Cardtronics' surcharge-free Allpoint ATM network is not directly involved with the ding-free credit union program, says Cardtronics spokesman Nick Pappathopoulos. However, Cardtronics stands to benefit from the credit union's efforts, he says.

"The concept of surcharge-free ATM networks has been around for 10 years, but this is a case where the rising tide raises all ships because it is good PR for the ATM industry, so that makes it good for Cardtronics," Pappathopoulos says.

Cardtronics expanded its Allpoint surcharge-free network of ATMs into Canada last year through deals with 7-Eleven convenience stores and Scotiabank.

In addition to being another "classic case of a shot across the bow in the credit unions vs. banks battle," the ding-free ATM program showcases how the industry is using new technology, he adds. "It's a new dawn for surcharge-free networks."

Because credit unions have embraced surcharge-free ATMs for years, community banks now find themselves at a "severe disadvantage," says industry analyst Russ Schoper of Atlanta, Ga.-based Business Development International Inc.

"Banks have not embraced surcharge-free ATMs, for whatever reason," Schoper says. "But I know from talking to bank officials that they are looking at other solutions."

One industry reality working against banks is that ATM providers serving credit unions tend to operate shared networks, Schoper says.

"The banks don't want to incur extra costs that a shared environment might bring to them," he says. "They want to reduce costs and gain revenue."

Larger banks in Canada are not likely to feel they have an issue with surcharge fees because as many as 85% of their ATM transactions are initiated by their own customers using the bank's network, thus no fees are charged, says David Albertazzi, a senior analyst and ATM expert with Boston-based Aite Group.

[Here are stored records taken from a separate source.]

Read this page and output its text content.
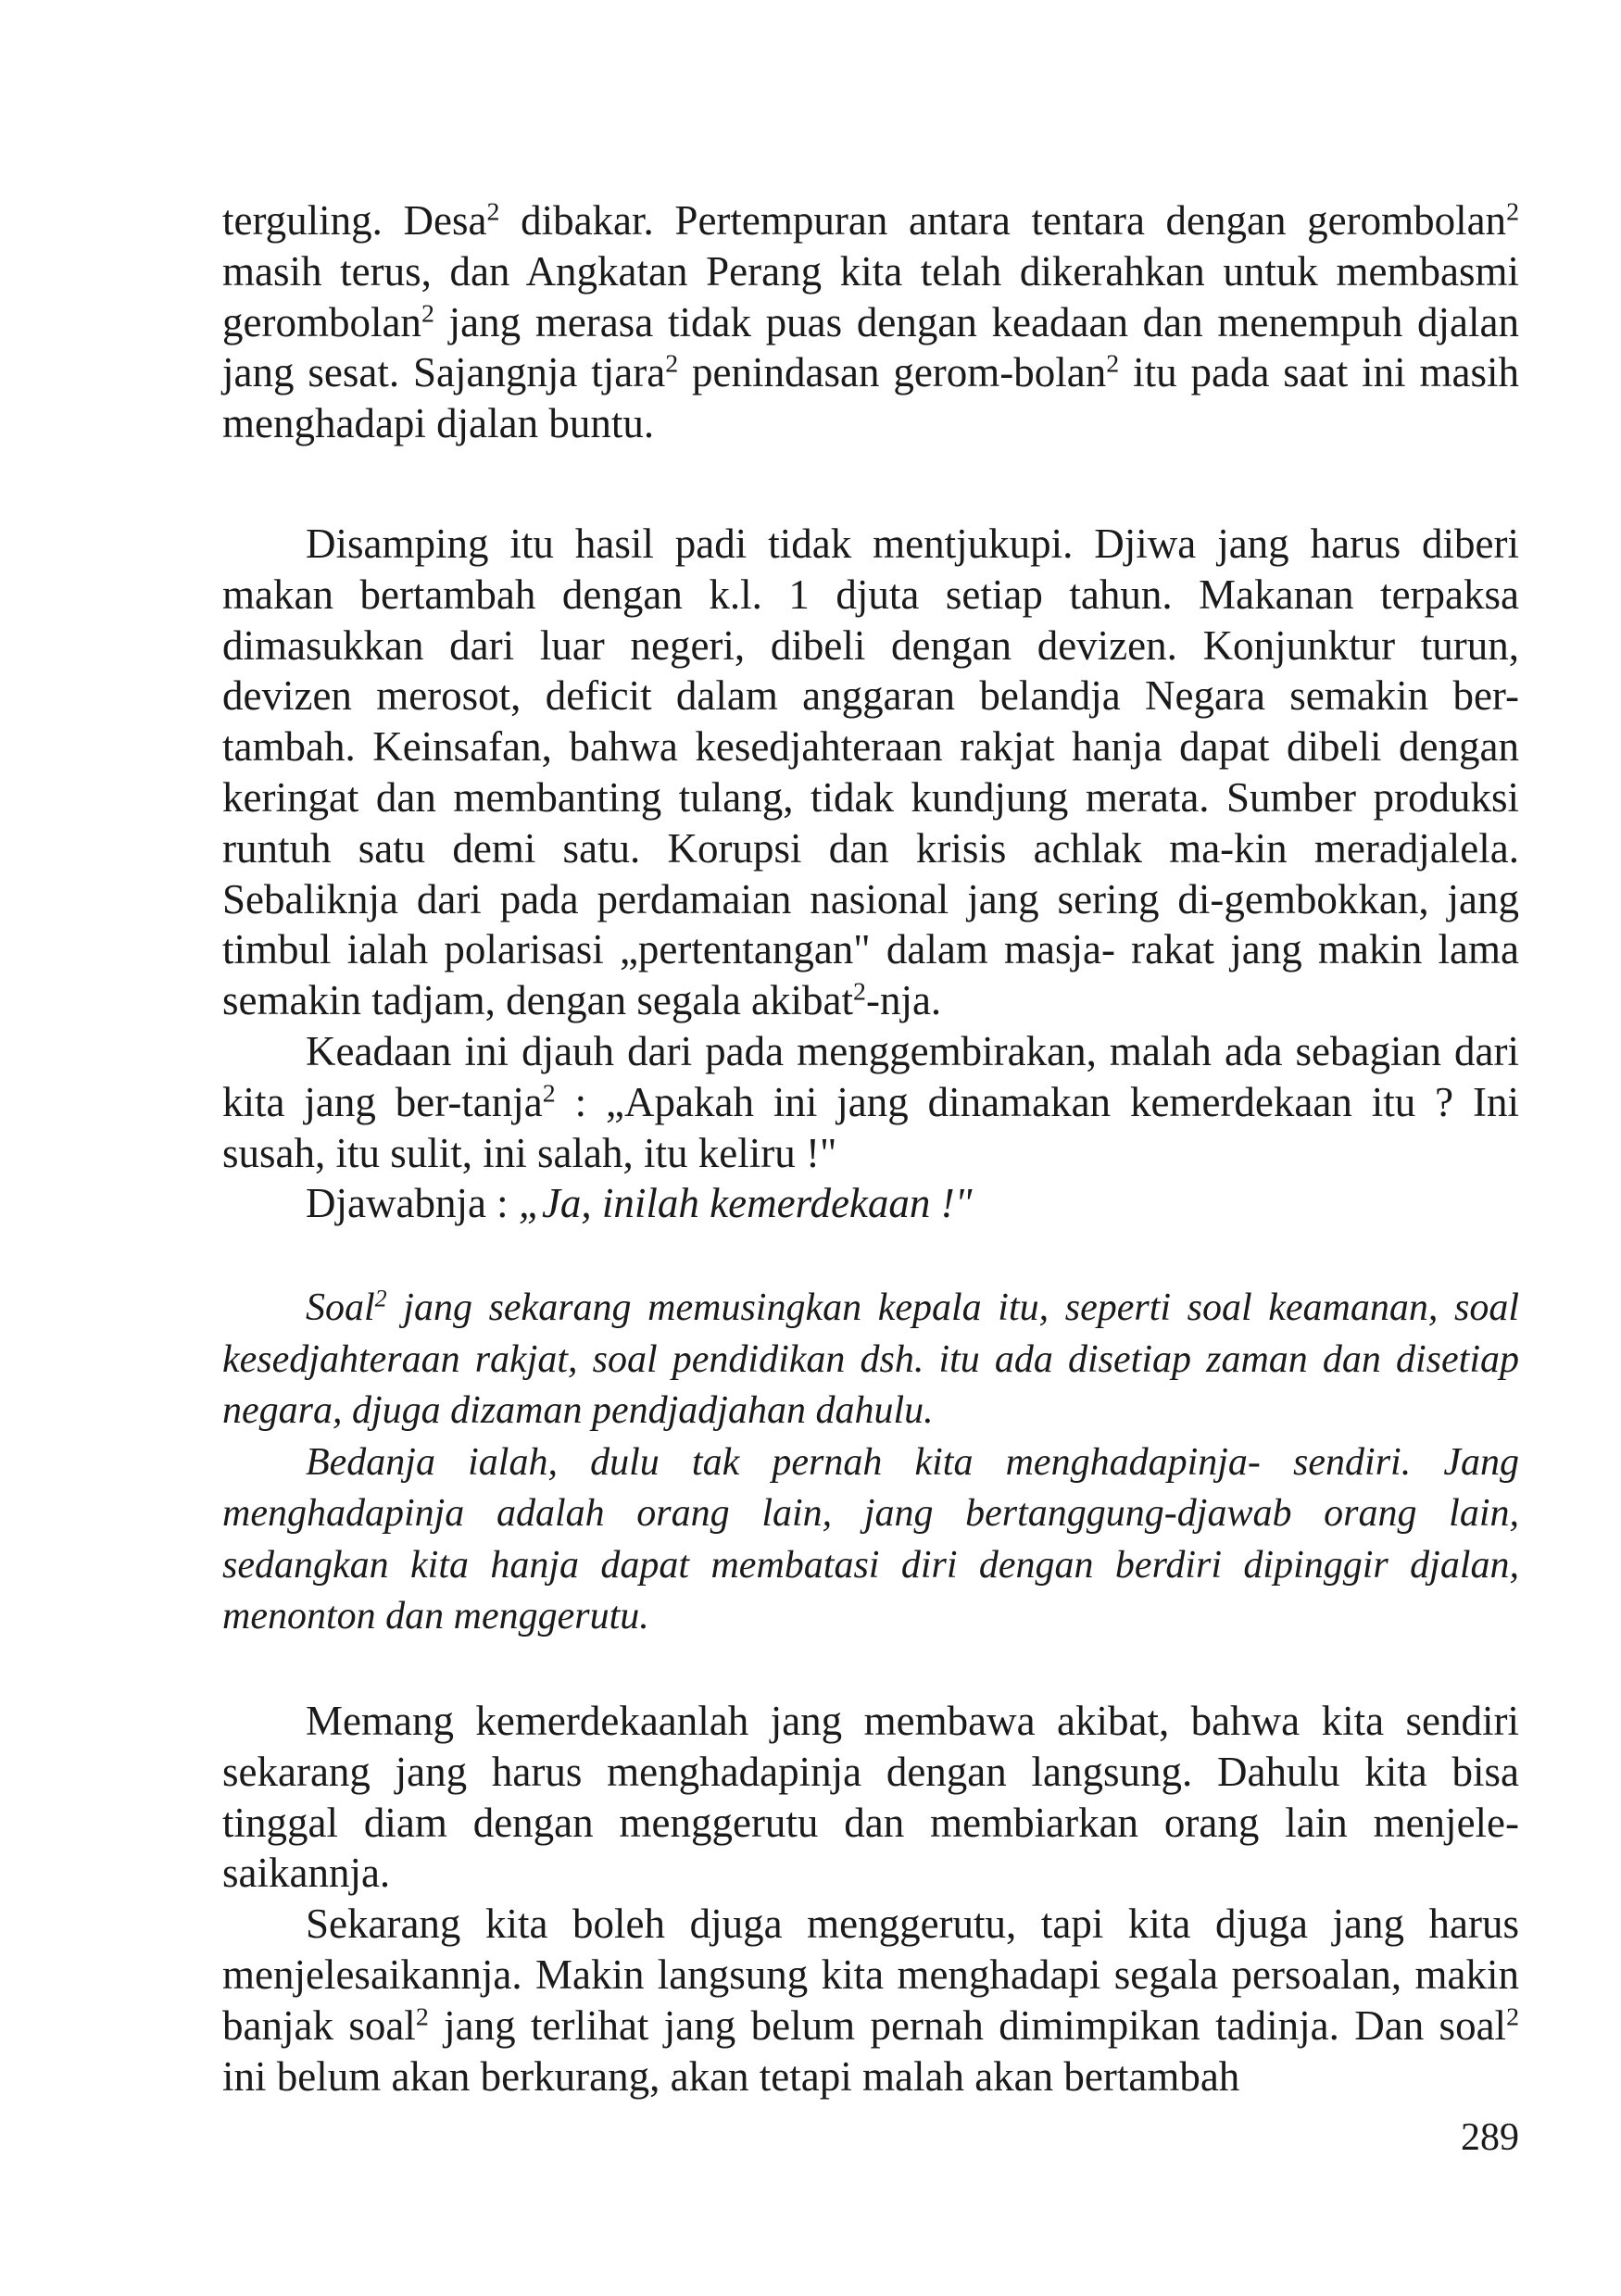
terguling. Desa$^2$ dibakar. Pertempuran antara tentara dengan gerombolan$^2$ masih terus, dan Angkatan Perang kita telah dikerahkan untuk membasmi gerombolan$^2$ jang merasa tidak puas dengan keadaan dan menempuh djalan jang sesat. Sajangnja tjara$^2$ penindasan gerom-bolan$^2$ itu pada saat ini masih menghadapi djalan buntu.

Disamping itu hasil padi tidak mentjukupi. Djiwa jang harus diberi makan bertambah dengan k.l. 1 djuta setiap tahun. Makanan terpaksa dimasukkan dari luar negeri, dibeli dengan devizen. Konjunktur turun, devizen merosot, deficit dalam anggaran belandja Negara semakin ber-tambah. Keinsafan, bahwa kesedjahteraan rakjat hanja dapat dibeli dengan keringat dan membanting tulang, tidak kundjung merata. Sumber produksi runtuh satu demi satu. Korupsi dan krisis achlak ma-kin meradjalela. Sebaliknja dari pada perdamaian nasional jang sering di-gembokkan, jang timbul ialah polarisasi „pertentangan" dalam masja- rakat jang makin lama semakin tadjam, dengan segala akibat$^2$-nja.

Keadaan ini djauh dari pada menggembirakan, malah ada sebagian dari kita jang ber-tanja$^2$ : „Apakah ini jang dinamakan kemerdekaan itu ? Ini susah, itu sulit, ini salah, itu keliru !"

Djawabnja : „Ja, inilah kemerdekaan !"

Soal$^2$ jang sekarang memusingkan kepala itu, seperti soal keamanan, soal kesedjahteraan rakjat, soal pendidikan dsh. itu ada disetiap zaman dan disetiap negara, djuga dizaman pendjadjahan dahulu.

Bedanja ialah, dulu tak pernah kita menghadapinja- sendiri. Jang menghadapinja adalah orang lain, jang bertanggung-djawab orang lain, sedangkan kita hanja dapat membatasi diri dengan berdiri dipinggir djalan, menonton dan menggerutu.

Memang kemerdekaanlah jang membawa akibat, bahwa kita sendiri sekarang jang harus menghadapinja dengan langsung. Dahulu kita bisa tinggal diam dengan menggerutu dan membiarkan orang lain menjele-saikannja.

Sekarang kita boleh djuga menggerutu, tapi kita djuga jang harus menjelesaikannja. Makin langsung kita menghadapi segala persoalan, makin banjak soal$^2$ jang terlihat jang belum pernah dimimpikan tadinja. Dan soal$^2$ ini belum akan berkurang, akan tetapi malah akan bertambah

289
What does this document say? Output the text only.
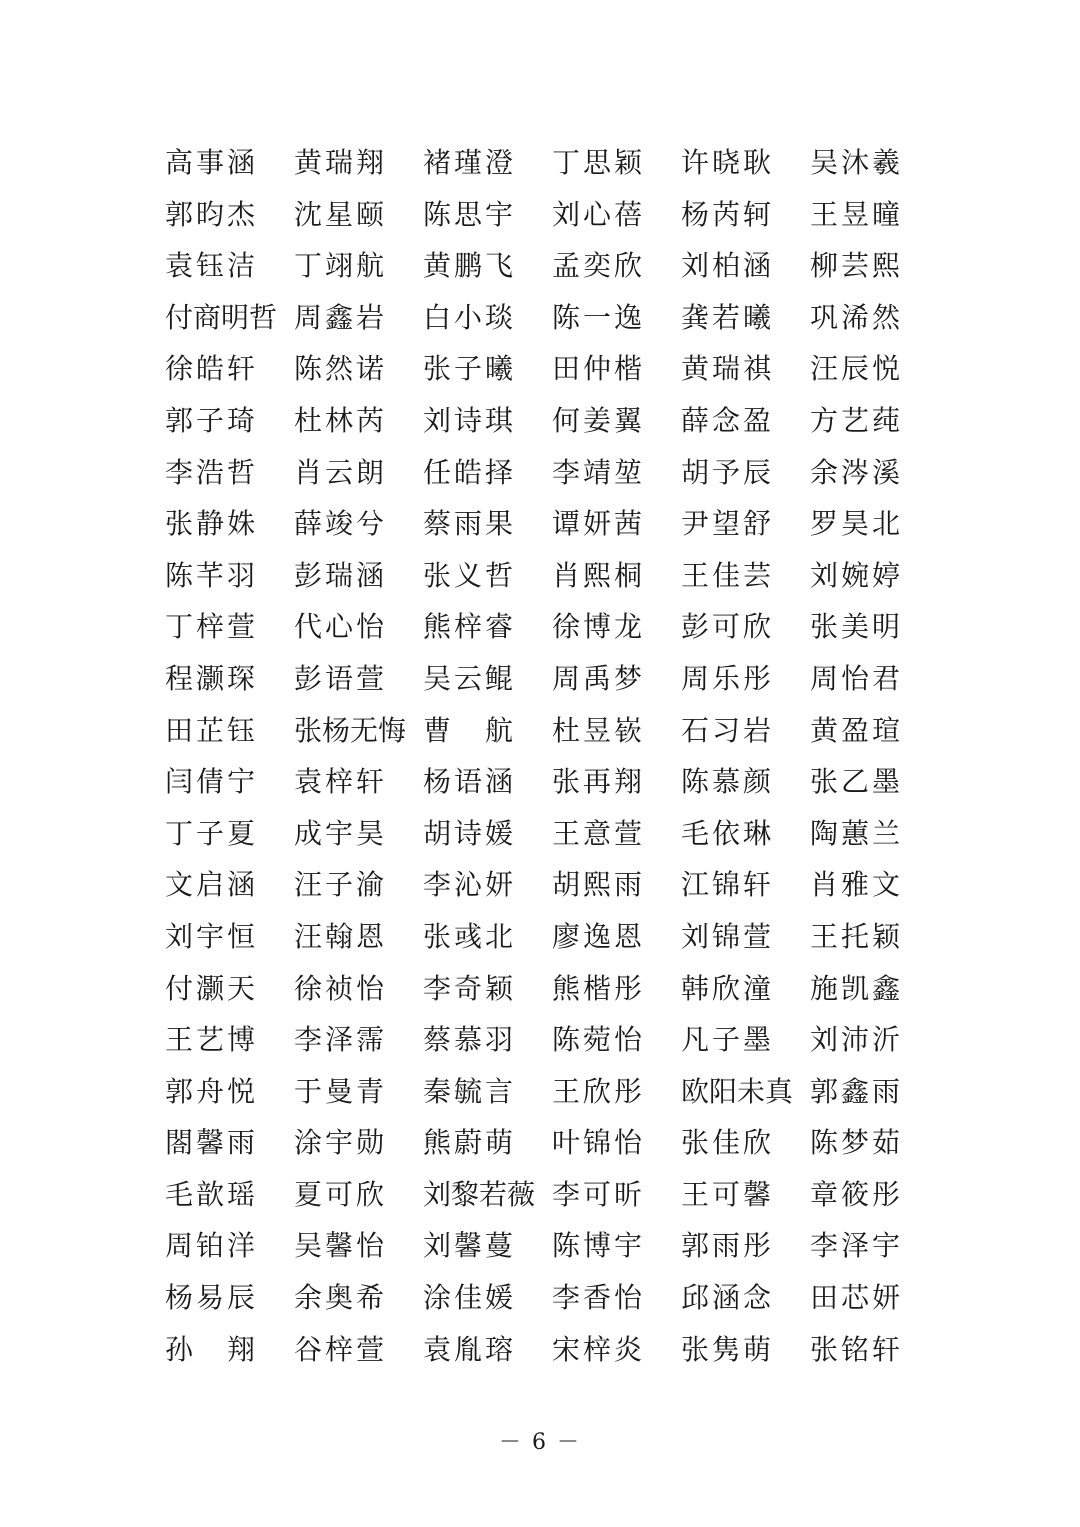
高事涵	黄瑞翔	褚瑾澄	丁思颖	许晓耿	吴沐羲
郭昀杰	沈星颐	陈思宇	刘心蓓	杨芮轲	王昱曈
袁钰洁	丁翊航	黄鹏飞	孟奕欣	刘柏涵	柳芸熙
付商明哲 周鑫岩	白小琰	陈一逸	龚若曦	巩浠然
徐皓轩	陈然诺	张子曦	田仲楷	黄瑞祺	汪辰悦
郭子琦	杜林芮	刘诗琪	何姜翼	薛念盈	方艺莼
李浩哲	肖云朗	任皓择	李靖堃	胡予辰	余涔溪
张静姝	薛竣兮	蔡雨果	谭妍茜	尹望舒	罗昊北
陈芊羽	彭瑞涵	张义哲	肖熙桐	王佳芸	刘婉婷
丁梓萱	代心怡	熊梓睿	徐博龙	彭可欣	张美明
程灏琛	彭语萱	吴云鲲	周禹梦	周乐彤	周怡君
田芷钰	张杨无悔 曹　航	杜昱嵚	石习岩	黄盈瑄
闫倩宁	袁梓轩	杨语涵	张再翔	陈慕颜	张乙墨
丁子夏	成宇昊	胡诗媛	王意萱	毛依琳	陶蕙兰
文启涵	汪子渝	李沁妍	胡熙雨	江锦轩	肖雅文
刘宇恒	汪翰恩	张彧北	廖逸恩	刘锦萱	王托颖
付灏天	徐祯怡	李奇颖	熊楷彤	韩欣潼	施凯鑫
王艺博	李泽霈	蔡慕羽	陈菀怡	凡子墨	刘沛沂
郭舟悦	于曼青	秦毓言	王欣彤	欧阳未真 郭鑫雨
閤馨雨	涂宇勋	熊蔚萌	叶锦怡	张佳欣	陈梦茹
毛歆瑶	夏可欣	刘黎若薇 李可昕	王可馨	章筱彤
周铂洋	吴馨怡	刘馨蔓	陈博宇	郭雨彤	李泽宇
杨易辰	余奥希	涂佳媛	李香怡	邱涵念	田芯妍
孙　翔	谷梓萱	袁胤瑢	宋梓炎	张隽萌	张铭轩
－ 6 －
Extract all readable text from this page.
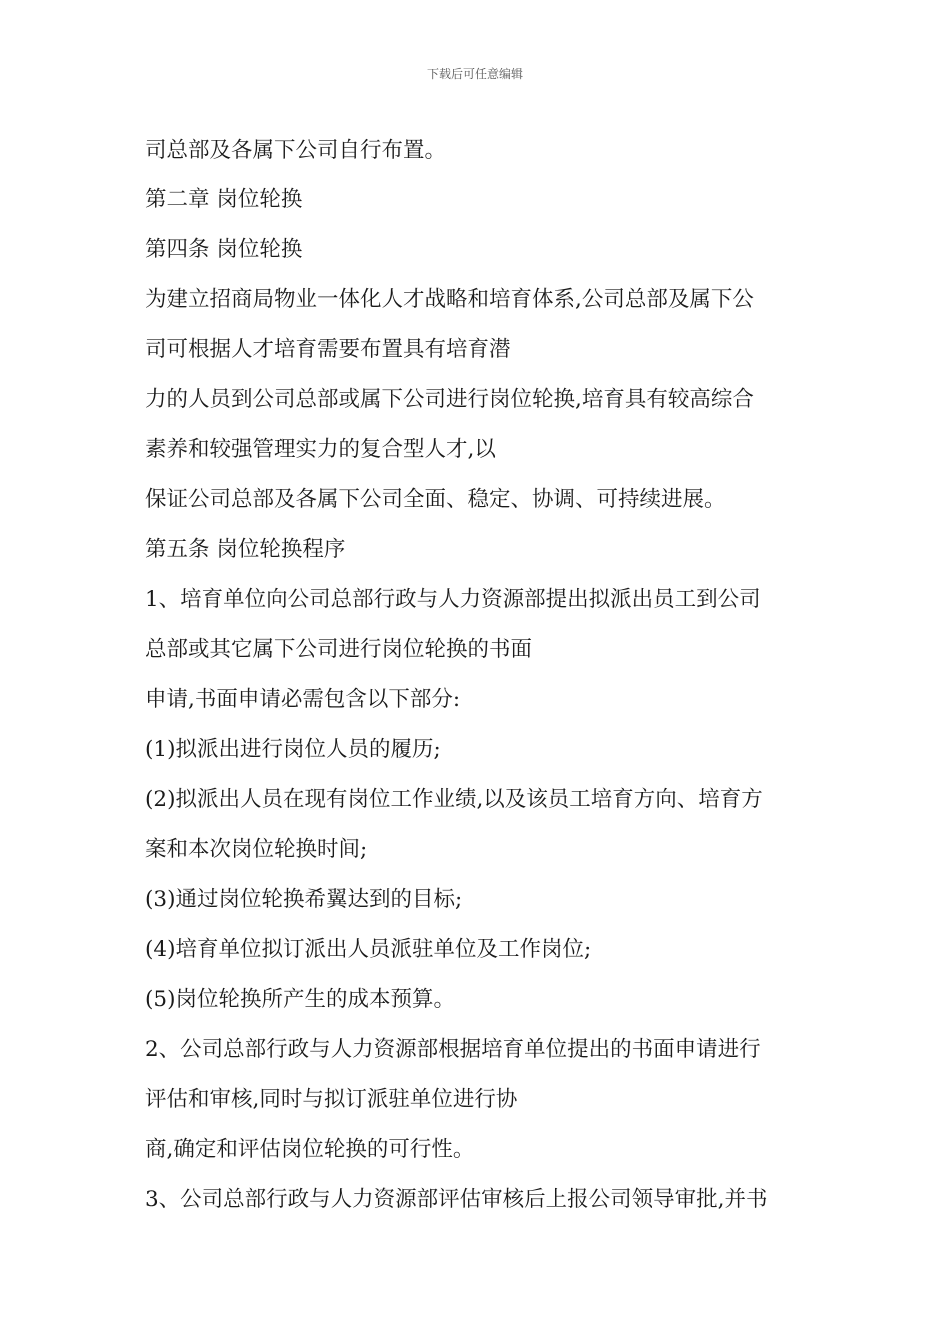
下载后可任意编辑
司总部及各属下公司自行布置。
第二章 岗位轮换
第四条 岗位轮换
为建立招商局物业一体化人才战略和培育体系,公司总部及属下公
司可根据人才培育需要布置具有培育潜
力的人员到公司总部或属下公司进行岗位轮换,培育具有较高综合
素养和较强管理实力的复合型人才,以
保证公司总部及各属下公司全面、稳定、协调、可持续进展。
第五条 岗位轮换程序
1、培育单位向公司总部行政与人力资源部提出拟派出员工到公司
总部或其它属下公司进行岗位轮换的书面
申请,书面申请必需包含以下部分:
(1)拟派出进行岗位人员的履历;
(2)拟派出人员在现有岗位工作业绩,以及该员工培育方向、培育方
案和本次岗位轮换时间;
(3)通过岗位轮换希翼达到的目标;
(4)培育单位拟订派出人员派驻单位及工作岗位;
(5)岗位轮换所产生的成本预算。
2、公司总部行政与人力资源部根据培育单位提出的书面申请进行
评估和审核,同时与拟订派驻单位进行协
商,确定和评估岗位轮换的可行性。
3、公司总部行政与人力资源部评估审核后上报公司领导审批,并书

The same would hold true for banks in the U.S., where even the top 200 banks in the country have about 70% of their ATM transactions initiated by customers using their own bank network, Albertazzi says.

"Still, the surcharge fee represents a significant amount of revenue for the banks, and on average, it is higher in the U.S. at about $2.78 per transaction, compared to Canada," Albertazzi says.

However, banks are not "jumping on surcharge-free ATMs because they know their own customers generally will hunt down their bank's ATM network to avoid the fees," Albertazzi adds.

Most consumers don't consider ATM fees to be a major issue even when they have to pay them, says Sam M. Ditzion, CEO of Boston-based ATM industry consulting firm Tremont Capital Group Inc. 

"Consumers have been 'voting with their feet' for years, and many have continuously decided to pay a small convenience fee for access to the most convenient locations," Ditzion says. "While a small number of consumers may be resourceful and patient enough to use a smartphone to find surcharge-free ATM or save one cent per gallon on gas, most consumers tend to ultimately vote for the easiest and most convenient option."

The Canadian credit unions' ding-free application operates on Apple Inc. iPhones, Google Inc. Android devices, Microsoft Windows and Research in Motion Blackberry devices.